An area of considerable interest over many years has been the assessment of sperm–cervical mucus interaction through the postcoital test (PCT). As the time of ovulation nears, cervical mucus secretion, under the influence of oestradiol, changes in quantity. After intercourse, sperm should swim freely within the mucus and transportation of sperm to the upper genital tract can take place. Cervical mucus–sperm hostility as a cause of infertility continues to be debated due to the methodological issues of concern in its use. The test is intrusive in so far as the couple are asked to have intercourse at a prescribed time, and then the female attends the clinic for a sample of mucus to be obtained from the cervix. The investigator examines the specimen to determine if there are motile sperm visible under light microscopy.

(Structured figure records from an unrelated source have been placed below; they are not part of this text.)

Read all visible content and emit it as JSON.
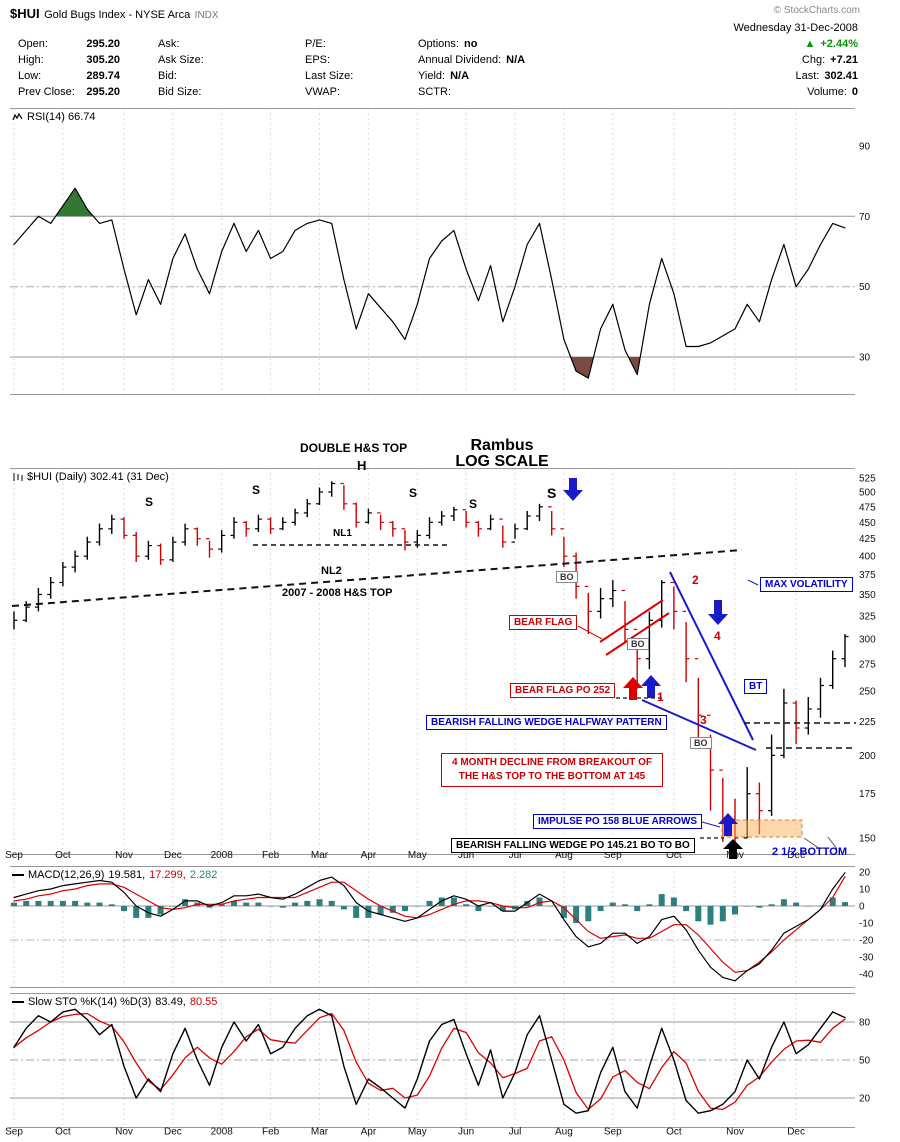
{
  "header": {
    "symbol": "$HUI",
    "name": "Gold Bugs Index - NYSE Arca",
    "suffix": "INDX",
    "copyright": "© StockCharts.com",
    "date": "Wednesday 31-Dec-2008",
    "quote": {
      "col1": [
        {
          "label": "Open:",
          "value": "295.20"
        },
        {
          "label": "High:",
          "value": "305.20"
        },
        {
          "label": "Low:",
          "value": "289.74"
        },
        {
          "label": "Prev Close:",
          "value": "295.20"
        }
      ],
      "col2": [
        {
          "label": "Ask:",
          "value": ""
        },
        {
          "label": "Ask Size:",
          "value": ""
        },
        {
          "label": "Bid:",
          "value": ""
        },
        {
          "label": "Bid Size:",
          "value": ""
        }
      ],
      "col3": [
        {
          "label": "P/E:",
          "value": ""
        },
        {
          "label": "EPS:",
          "value": ""
        },
        {
          "label": "Last Size:",
          "value": ""
        },
        {
          "label": "VWAP:",
          "value": ""
        }
      ],
      "col4": [
        {
          "label": "Options:",
          "value": "no"
        },
        {
          "label": "Annual Dividend:",
          "value": "N/A"
        },
        {
          "label": "Yield:",
          "value": "N/A"
        },
        {
          "label": "SCTR:",
          "value": ""
        }
      ]
    },
    "summary": {
      "pct": "+2.44%",
      "rows": [
        {
          "label": "Chg:",
          "value": "+7.21"
        },
        {
          "label": "Last:",
          "value": "302.41"
        },
        {
          "label": "Volume:",
          "value": "0"
        }
      ]
    }
  },
  "panels": {
    "rsi": {
      "label": "RSI(14) 66.74"
    },
    "price": {
      "label": "$HUI (Daily) 302.41 (31 Dec)"
    },
    "macd": {
      "name": "MACD(12,26,9)",
      "v1": "19.581,",
      "v2": "17.299,",
      "v3": "2.282"
    },
    "sto": {
      "name": "Slow STO %K(14) %D(3)",
      "v1": "83.49,",
      "v2": "80.55"
    }
  },
  "ann": {
    "double_top": "DOUBLE H&S TOP",
    "rambus": "Rambus",
    "log_scale": "LOG SCALE",
    "s1": "S",
    "s2": "S",
    "h": "H",
    "s3": "S",
    "s4": "S",
    "s5": "S",
    "nl1": "NL1",
    "nl2": "NL2",
    "hs_top": "2007 - 2008 H&S TOP",
    "bear_flag": "BEAR FLAG",
    "bo": "BO",
    "n1": "1",
    "n2": "2",
    "n3": "3",
    "n4": "4",
    "max_vol": "MAX VOLATILITY",
    "bear_flag_po": "BEAR FLAG PO 252",
    "wedge_halfway": "BEARISH FALLING WEDGE HALFWAY PATTERN",
    "bt": "BT",
    "four_month_1": "4 MONTH DECLINE FROM BREAKOUT OF",
    "four_month_2": "THE H&S TOP TO THE BOTTOM AT 145",
    "impulse": "IMPULSE PO 158 BLUE ARROWS",
    "wedge_po": "BEARISH FALLING WEDGE PO 145.21 BO TO BO",
    "half_bottom": "2 1/2 BOTTOM"
  },
  "chart_data": {
    "type": "ohlc",
    "title": "$HUI Gold Bugs Index - NYSE Arca INDX (Daily)",
    "date": "31-Dec-2008",
    "last": 302.41,
    "x_axis": {
      "months": [
        "Sep",
        "Oct",
        "Nov",
        "Dec",
        "2008",
        "Feb",
        "Mar",
        "Apr",
        "May",
        "Jun",
        "Jul",
        "Aug",
        "Sep",
        "Oct",
        "Nov",
        "Dec"
      ],
      "month_week_index": [
        0,
        4,
        9,
        13,
        17,
        21,
        25,
        29,
        33,
        37,
        41,
        45,
        49,
        54,
        59,
        64
      ]
    },
    "price": {
      "scale": "log",
      "ylim": [
        150,
        525
      ],
      "ticks": [
        525,
        500,
        475,
        450,
        425,
        400,
        375,
        350,
        325,
        300,
        275,
        250,
        225,
        200,
        175,
        150
      ],
      "high": [
        330,
        342,
        358,
        372,
        392,
        408,
        428,
        448,
        462,
        458,
        435,
        422,
        418,
        428,
        448,
        442,
        422,
        438,
        458,
        452,
        462,
        458,
        458,
        472,
        488,
        508,
        519,
        512,
        482,
        472,
        462,
        452,
        438,
        438,
        458,
        468,
        475,
        468,
        452,
        462,
        445,
        448,
        468,
        480,
        468,
        428,
        405,
        352,
        358,
        368,
        342,
        300,
        330,
        368,
        360,
        318,
        262,
        215,
        185,
        172,
        192,
        182,
        215,
        252,
        242,
        245,
        262,
        288,
        305
      ],
      "low": [
        310,
        318,
        330,
        345,
        360,
        378,
        395,
        415,
        432,
        425,
        392,
        395,
        388,
        392,
        415,
        415,
        398,
        405,
        425,
        428,
        435,
        432,
        438,
        445,
        458,
        478,
        492,
        470,
        442,
        448,
        438,
        428,
        408,
        412,
        425,
        445,
        452,
        442,
        428,
        438,
        412,
        425,
        438,
        452,
        430,
        385,
        345,
        305,
        322,
        335,
        295,
        252,
        270,
        312,
        310,
        258,
        212,
        165,
        148,
        145,
        150,
        152,
        162,
        198,
        208,
        215,
        228,
        252,
        272
      ],
      "close": [
        320,
        335,
        350,
        365,
        385,
        400,
        420,
        440,
        455,
        430,
        400,
        415,
        395,
        420,
        440,
        425,
        410,
        430,
        450,
        440,
        455,
        440,
        450,
        465,
        480,
        500,
        515,
        480,
        450,
        465,
        450,
        440,
        420,
        430,
        450,
        460,
        470,
        450,
        440,
        455,
        420,
        440,
        460,
        475,
        440,
        400,
        360,
        330,
        345,
        355,
        310,
        280,
        320,
        365,
        330,
        280,
        230,
        190,
        160,
        150,
        175,
        165,
        200,
        240,
        220,
        235,
        255,
        280,
        302.4
      ]
    },
    "rsi": {
      "period": 14,
      "last": 66.74,
      "overbought": 70,
      "oversold": 30,
      "ticks": [
        90,
        70,
        50,
        30
      ],
      "values": [
        62,
        66,
        70,
        68,
        73,
        78,
        72,
        68,
        69,
        55,
        42,
        52,
        45,
        58,
        65,
        55,
        48,
        60,
        68,
        60,
        66,
        58,
        60,
        66,
        68,
        69,
        68,
        52,
        38,
        48,
        44,
        40,
        35,
        45,
        58,
        63,
        66,
        55,
        46,
        56,
        40,
        50,
        62,
        68,
        52,
        35,
        26,
        24,
        38,
        45,
        32,
        25,
        45,
        58,
        48,
        33,
        33,
        34,
        36,
        38,
        45,
        40,
        52,
        62,
        50,
        55,
        62,
        68,
        66.7
      ]
    },
    "macd": {
      "params": "12,26,9",
      "last": [
        19.581,
        17.299,
        2.282
      ],
      "ticks": [
        20,
        10,
        0,
        -10,
        -20,
        -30,
        -40
      ],
      "macd": [
        5,
        7,
        9,
        10,
        12,
        13,
        14,
        15,
        14,
        8,
        0,
        -4,
        -6,
        -2,
        3,
        3,
        0,
        2,
        6,
        6,
        7,
        5,
        4,
        7,
        11,
        15,
        17,
        12,
        2,
        -3,
        -5,
        -7,
        -9,
        -7,
        -2,
        3,
        6,
        4,
        0,
        2,
        -3,
        -3,
        2,
        7,
        3,
        -8,
        -18,
        -24,
        -22,
        -16,
        -16,
        -22,
        -18,
        -8,
        -6,
        -14,
        -26,
        -36,
        -42,
        -44,
        -38,
        -34,
        -26,
        -16,
        -12,
        -8,
        -2,
        10,
        19.6
      ],
      "signal": [
        3,
        4,
        6,
        7,
        9,
        10,
        12,
        13,
        13,
        11,
        7,
        3,
        -1,
        -2,
        -1,
        1,
        1,
        1,
        3,
        4,
        5,
        5,
        5,
        5,
        8,
        11,
        14,
        14,
        9,
        4,
        0,
        -3,
        -6,
        -7,
        -5,
        -2,
        1,
        3,
        3,
        2,
        0,
        -1,
        -1,
        2,
        3,
        -1,
        -8,
        -15,
        -19,
        -18,
        -17,
        -19,
        -19,
        -15,
        -11,
        -11,
        -17,
        -25,
        -33,
        -39,
        -38,
        -33,
        -27,
        -20,
        -14,
        -8,
        -2,
        5,
        17.3
      ]
    },
    "sto": {
      "params": "%K(14) %D(3)",
      "last": [
        83.49,
        80.55
      ],
      "ticks": [
        80,
        50,
        20
      ],
      "k": [
        60,
        75,
        85,
        80,
        88,
        90,
        82,
        70,
        78,
        45,
        20,
        35,
        25,
        55,
        75,
        50,
        30,
        60,
        80,
        65,
        78,
        55,
        60,
        75,
        85,
        90,
        85,
        45,
        15,
        35,
        28,
        20,
        12,
        35,
        65,
        78,
        82,
        55,
        30,
        58,
        20,
        40,
        70,
        85,
        50,
        15,
        8,
        10,
        40,
        60,
        25,
        12,
        45,
        75,
        50,
        18,
        8,
        10,
        15,
        25,
        50,
        35,
        60,
        80,
        55,
        62,
        75,
        88,
        83.5
      ]
    }
  }
}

In theory, the test could give an indication that intercourse has taken place, that timing is correct, that the mucus is receptive, and that sperm numbers and motility are adequate. In critically evaluating the usefulness of the PCT in clinical practice, many would argue that it lacks predictive power in its ability to identify those who will conceive naturally from those who will not (Oei et al 1995). Furthermore, there is no standardization of the methodology of the test; for example, timing of intercourse in relation to ovulation, timing of examination of sampled mucus relative to intercourse, and ‘normal’ sperm numbers and motility levels within examined mucus (Evers 2002). One study (Glazener et al 2000) found the PCT to be useful in predicting spontaneous conception in couples with otherwise unexplained infertility of a short duration (<3 years). However, a study which examined whether or not intrauterine insemination improved the chance of conception, where a PCT was negative, only showed a marginal effect (Mol 2001).

Diagnostic category

Unexplained infertility presents a frustrating diagnosis for both clinician and patient. The range and accuracy of the tests which are used to investigate the infertile will influence the chance of a ‘diagnostic label’ being attached to the problem (Gleicher and Barad 2006). Whether such a label leads to help in forming a prognosis or formulating a treatment plan is debatable (Siristatidis and Bhattacharya 2007). In some instances, the finding of ‘abnormality’ occurs with similar frequency in both those who ultimately conceive naturally and those who remain infertile (Guzick et al 1994). In recent times, the age profile of patients attending fertility clinics has changed, with many women delaying childbearing for a variety of reasons. For many, age alone is a major factor in determining prognosis, and age may also influence the probability of a diagnosis of unexplained infertility being made. It has been estimated that the chance of reaching a diagnosis of unexplained infertility is doubled if the female is over 35 years of age compared with females under 30 years of age (Maheshwari et al 2008). As discussed below, diminished ovarian reserve may, in theory, be a missed cause of infertility in otherwise unexplained infertility. For most clinics, female age, together with parity and the duration of infertility, are the three factors with the greatest bearing on prognosis.